When you directly ask your audience for feedback, a few things happen. 

1. You get a clear, direct response to what real people are thinking about your brand/product/service. 

2. Your audience feels appreciated and recognized by you because you’re showing you actually care. 

3. You start building social proof for your brand/product/service, which will help with trust and confidence. 

Soliciting customer opinions is an integral part of the pre-CXM process, but it shouldn’t stop once you have a CXM strategy in place! Feedback is a great way to check that you’re maintaining the standards you developed through CXM. 

Developing Your CXM Strategy

Once you feel confident in understanding your audience’s characteristics, unique customer journey, preferences, and feedback/opinions, you’re ready to work on a CXM strategy. 

However, while you’re working with your team to develop new CXM endeavors, don’t overlook how Customer Experience Management can integrate into your existing strategies. If your business leverages email marketing, for example, this presents an incredible opportunity to integrate your new ideas and principles about CXM into a strategy you’ve already developed. 

Integrating CXM With Email Marketing

Your business’s existing email marketing efforts present a unique opportunity for CXM integration. 

Since email is already such an effective marketing tool — and it’s most customers’ preferred marketing channel — it doesn’t take a ton of effort to integrate your existing email marketing efforts with your new CXM strategy.

The best way to integrate your email marketing and CXM strategies is simply to expand the types of emails you send. Some great emails to add to your roster include

Welcome emails,

Meet the Team emails,

Confirmation emails,

Order Update emails, 

Thank You emails,

Reminder emails,

Incentives and/or discount emails, and

Feedback and/or survey emails. 

While you’re expanding your email marketing efforts, don’t forget to go back to basics. 

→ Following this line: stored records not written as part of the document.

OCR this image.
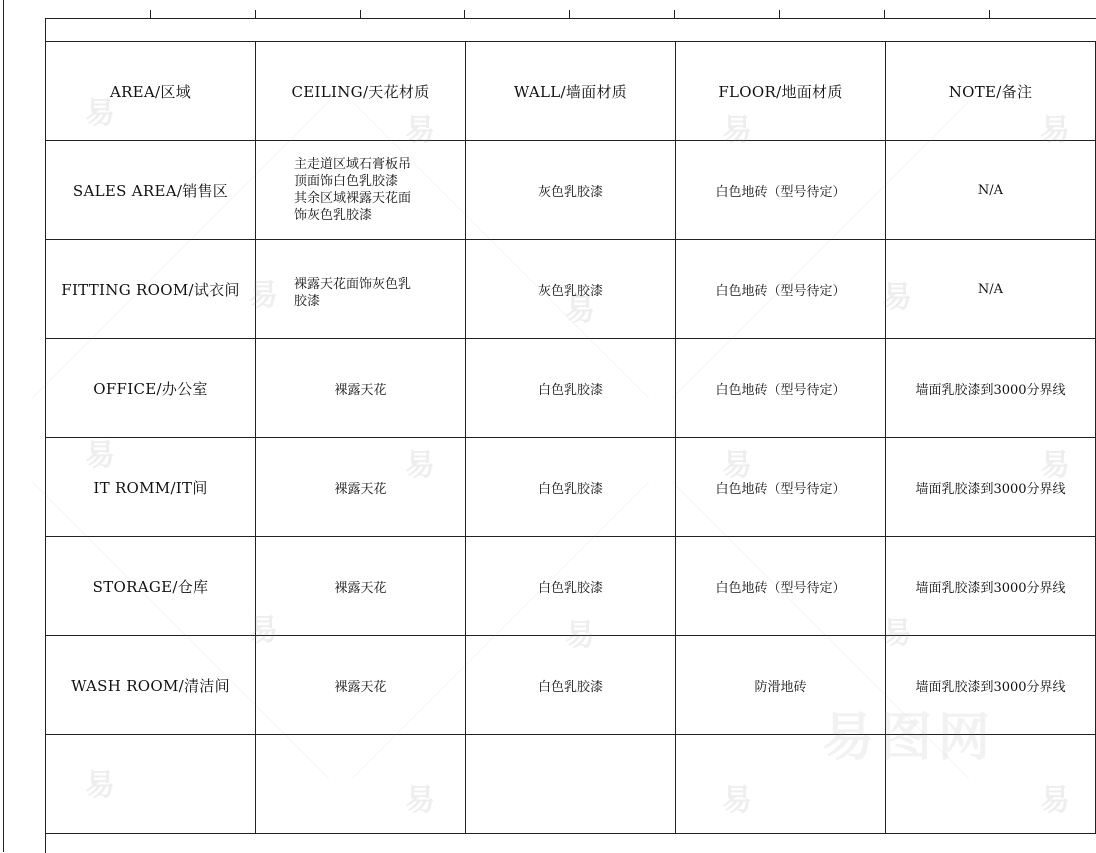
AREA/区域	CEILING/天花材质	WALL/墙面材质	FLOOR/地面材质	NOTE/备注
SALES AREA/销售区	主走道区域石膏板吊
顶面饰白色乳胶漆
其余区域裸露天花面
饰灰色乳胶漆	灰色乳胶漆	白色地砖（型号待定）	N/A
FITTING ROOM/试衣间	裸露天花面饰灰色乳
胶漆	灰色乳胶漆	白色地砖（型号待定）	N/A
OFFICE/办公室	裸露天花	白色乳胶漆	白色地砖（型号待定）	墙面乳胶漆到3000分界线
IT ROMM/IT间	裸露天花	白色乳胶漆	白色地砖（型号待定）	墙面乳胶漆到3000分界线
STORAGE/仓库	裸露天花	白色乳胶漆	白色地砖（型号待定）	墙面乳胶漆到3000分界线
WASH ROOM/清洁间	裸露天花	白色乳胶漆	防滑地砖	墙面乳胶漆到3000分界线

易	易	易	易
易	易	易
易	易	易	易
易	易	易
易	易	易	易
易图网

All email marketing efforts — combined with CXM or not — should always adhere to email marketing best practices. Personalization, anti-spam compliance, and a strong opt-in/opt-out process, for example, should remain top of mind. 

By sending emails that better prioritize customer engagement, satisfaction, and experience, adding CXM to your existing email marketing should be a minimally invasive process with maximally beneficial results. 

Wrap Up

If your eCommerce business is considering developing a Customer Experience Management strategy, then congratulations! Your customers would be thrilled to know that your brand is making strides to improve customer engagement, satisfaction, and experience. 

Before committing to any aspect of a CXM strategy, there are a number of considerations to evaluate beforehand. 

Do you know and understand your customer’s characteristics? 

Do you have a clear understanding of your brand’s unique customer/buyer’s journey?

Have you explored your customer preferences through analytics? 

Have you solicited customer opinions, feedback, or reviews? 

Do you understand how CXM can integrate into your existing strategies like email marketing?

If you can answer a resounding “Yes!” to the following questions, then it’s time to put CXM in your development pipeline, upgrade your email marketing strategies, and refocus your brand around your customer’s needs.